Expatriates (expats) are noncitizens of the countries in which they are working.
Employers often can't find local candidates with the required qualifications. Multinationals also
view a successful stint abroad as a required step in developing top managers. Furthermore, the
assumption is that home-country managers are already steeped in the firm's policies and culture,
and thus more likely to apply headquarters' ways of doing things.
Posting expatriates abroad is expensive, security problems give potential expatriates' pause,
returning expatriates often leave for other employers within a year or two, and educational
facilities are turning out top-quality candidates abroad. Systematizing the entire expatriate
management process is one way to avoid such early returns. For example, employers should have
an expatriate policy covering matters such as compensation and travel costs. Include procedures,
for instance, requiring that the manager responsible for the expat's costs obtain all chain of
command approvals. Another step in avoiding early returns is to test and select people who have
the necessary traits and adaptability (as discussed earlier). And perhaps most importantly
consider the expat's family situation. In one study, U.S. managers listed, in descending order of
importance, reasons for expatriates leaving early: inability of spouse to adjust, managers'
inability to adjust, other family problems, managers' personal or emotional immaturity, and
inability to cope with larger overseas responsibility. Such findings underscore a truism about
selecting international assignees: The problem is usually not incompetence, but family and
personal problems.

Balancing global consistency in compensation with local considerations starts with
establishing a rewards program that makes sense in terms of the employer's strategic aims. Then
the employer turns to more micro issues, such as, is how we're paying our employees abroad
competitive? Steps to follow in creating a global pay system include these:
Step 1. Set strategy. First, formulate longer-term strategic goals, for instance, in terms of
improving productivity or boosting market share.
Step 2. Identify crucial executive behaviors. Next, list the actions you expect your executives
to exhibit in order to achieve these strategic goals.
Step 3. Global philosophy framework. Next, step back and ask how you want each pay
component (salary, bonus, incentives, and so forth) to contribute to prompting those executive
actions.
Step 4. Identify gaps. Next, ask, "To what extent do our pay plans around the world now support
these actions, and what changes if any are required?"
Step 5. Systematize pay systems. Next, create more consistent performance assessment
practices, and establish consistent job requirements and performance expectations for similar
jobs worldwide.
Step 6. Adapt pay policies. Finally, review your global pay policies (for setting salary levels,
incentives, and so forth). Conduct surveys and analyses to assess local pay practices. Then finetune the firm's global pay policies so they make sense for each location.

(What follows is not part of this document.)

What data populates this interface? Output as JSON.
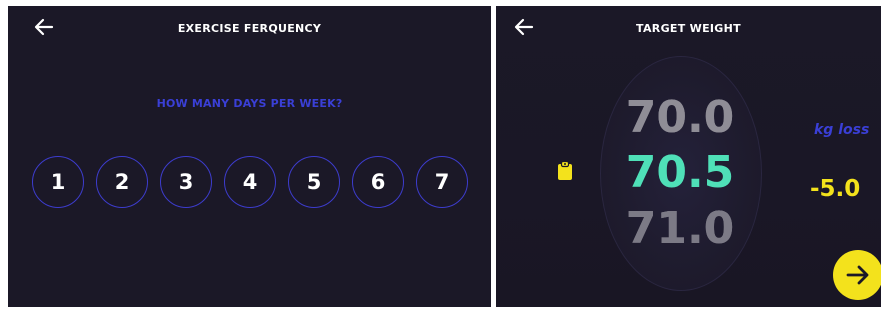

Recommended textbook solutions

Which of the following terms refers to having local employees abroad do jobs that the firms domestic employees previously did in House *?

Which of the following terms refers to having local employees abroad do jobs that the firms domestic employees previously did in House *?

Which of the following terms refers to having local employees abroad do jobs that the firms domestic employees previously did in House *?

Microeconomics

8th EditionDaniel Rubinfeld, Robert Pindyck

395 solutions

Which of the following terms refers to having local employees abroad do jobs that the firms domestic employees previously did in House *?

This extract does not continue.